だから、桂華は「あっそう」とだけ返して野菜を口に運んだ。
*
その日の夜だった、夢を見た。それは洞窟の中で、薄暗いそこをただただ歩いていく。どれぐらい歩いたか分からないぐらい、もう引き返そうかと思った頃だ。ぽっかりと拓いた空間に出た。
暗いそこを松明がゆらりゆらりと淡く照らしている。その奥には台座があって、象に似た何かが鎮座していた。
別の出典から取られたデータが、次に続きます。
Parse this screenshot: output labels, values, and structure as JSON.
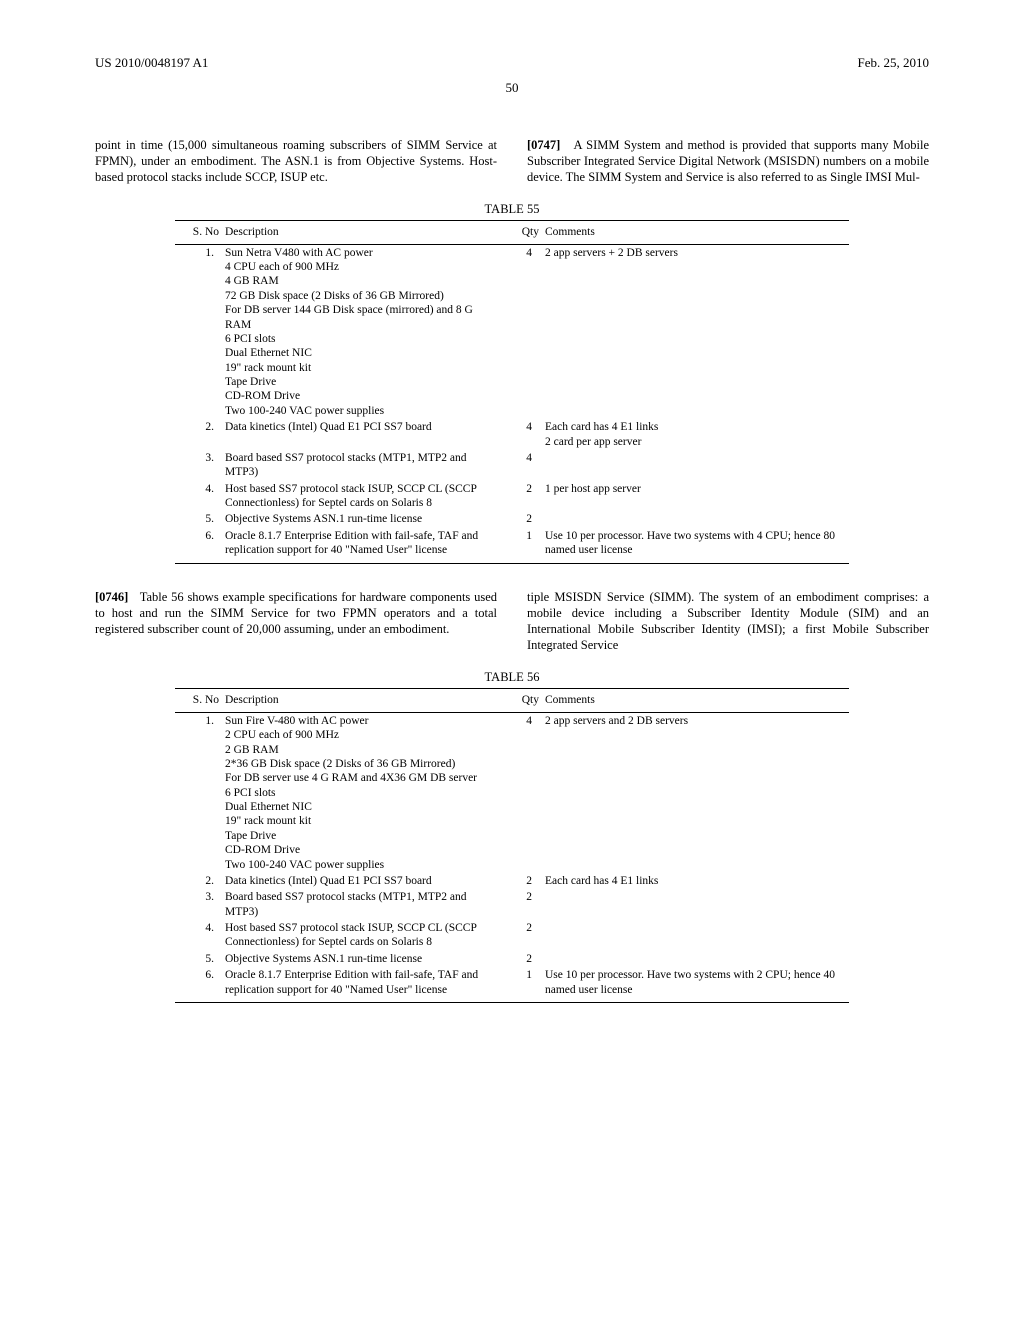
{
  "header": {
    "pub_number": "US 2010/0048197 A1",
    "pub_date": "Feb. 25, 2010",
    "page_number": "50"
  },
  "para_top_left": "point in time (15,000 simultaneous roaming subscribers of SIMM Service at FPMN), under an embodiment. The ASN.1 is from Objective Systems. Host-based protocol stacks include SCCP, ISUP etc.",
  "para_top_right_num": "[0747]",
  "para_top_right": "A SIMM System and method is provided that supports many Mobile Subscriber Integrated Service Digital Network (MSISDN) numbers on a mobile device. The SIMM System and Service is also referred to as Single IMSI Mul-",
  "table55": {
    "caption": "TABLE 55",
    "headers": {
      "sno": "S. No",
      "desc": "Description",
      "qty": "Qty",
      "comm": "Comments"
    },
    "rows": [
      {
        "sno": "1.",
        "desc": "Sun Netra V480 with AC power\n4 CPU each of 900 MHz\n4 GB RAM\n72 GB Disk space (2 Disks of 36 GB Mirrored)\nFor DB server 144 GB Disk space (mirrored) and 8 G RAM\n6 PCI slots\nDual Ethernet NIC\n19\" rack mount kit\nTape Drive\nCD-ROM Drive\nTwo 100-240 VAC power supplies",
        "qty": "4",
        "comm": "2 app servers + 2 DB servers"
      },
      {
        "sno": "2.",
        "desc": "Data kinetics (Intel) Quad E1 PCI SS7 board",
        "qty": "4",
        "comm": "Each card has 4 E1 links\n2 card per app server"
      },
      {
        "sno": "3.",
        "desc": "Board based SS7 protocol stacks (MTP1, MTP2 and MTP3)",
        "qty": "4",
        "comm": ""
      },
      {
        "sno": "4.",
        "desc": "Host based SS7 protocol stack ISUP, SCCP CL (SCCP Connectionless) for Septel cards on Solaris 8",
        "qty": "2",
        "comm": "1 per host app server"
      },
      {
        "sno": "5.",
        "desc": "Objective Systems ASN.1 run-time license",
        "qty": "2",
        "comm": ""
      },
      {
        "sno": "6.",
        "desc": "Oracle 8.1.7 Enterprise Edition with fail-safe, TAF and replication support for 40 \"Named User\" license",
        "qty": "1",
        "comm": "Use 10 per processor. Have two systems with 4 CPU; hence 80 named user license"
      }
    ]
  },
  "para_mid_left_num": "[0746]",
  "para_mid_left": "Table 56 shows example specifications for hardware components used to host and run the SIMM Service for two FPMN operators and a total registered subscriber count of 20,000 assuming, under an embodiment.",
  "para_mid_right": "tiple MSISDN Service (SIMM). The system of an embodiment comprises: a mobile device including a Subscriber Identity Module (SIM) and an International Mobile Subscriber Identity (IMSI); a first Mobile Subscriber Integrated Service",
  "table56": {
    "caption": "TABLE 56",
    "headers": {
      "sno": "S. No",
      "desc": "Description",
      "qty": "Qty",
      "comm": "Comments"
    },
    "rows": [
      {
        "sno": "1.",
        "desc": "Sun Fire V-480 with AC power\n2 CPU each of 900 MHz\n2 GB RAM\n2*36 GB Disk space (2 Disks of 36 GB Mirrored)\nFor DB server use 4 G RAM and 4X36 GM DB server\n6 PCI slots\nDual Ethernet NIC\n19\" rack mount kit\nTape Drive\nCD-ROM Drive\nTwo 100-240 VAC power supplies",
        "qty": "4",
        "comm": "2 app servers and 2 DB servers"
      },
      {
        "sno": "2.",
        "desc": "Data kinetics (Intel) Quad E1 PCI SS7 board",
        "qty": "2",
        "comm": "Each card has 4 E1 links"
      },
      {
        "sno": "3.",
        "desc": "Board based SS7 protocol stacks (MTP1, MTP2 and MTP3)",
        "qty": "2",
        "comm": ""
      },
      {
        "sno": "4.",
        "desc": "Host based SS7 protocol stack ISUP, SCCP CL (SCCP Connectionless) for Septel cards on Solaris 8",
        "qty": "2",
        "comm": ""
      },
      {
        "sno": "5.",
        "desc": "Objective Systems ASN.1 run-time license",
        "qty": "2",
        "comm": ""
      },
      {
        "sno": "6.",
        "desc": "Oracle 8.1.7 Enterprise Edition with fail-safe, TAF and replication support for 40 \"Named User\" license",
        "qty": "1",
        "comm": "Use 10 per processor. Have two systems with 2 CPU; hence 40 named user license"
      }
    ]
  }
}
水掻き状になった耳に長い鼻の先端は大きな朝顔状に開いた円盤のようになっている。一見、象に見えるのだが両足で立って前足は人の掌のようになっていた。見上げるほどの大きさのそれはじっと動かない。
これは何だろうかとぼんやりと桂華は眺めていた。その象のようなものの眼と目が合った瞬間、にやりと笑われたような気がした。
そこで、目が覚めた。
「……何だったんだ、あれ」
桂華は眉を寄せて首を傾げるも、また睡魔がやってきたので再び眠る。彼女は何度目かの精神値の賽投げに勝利していた。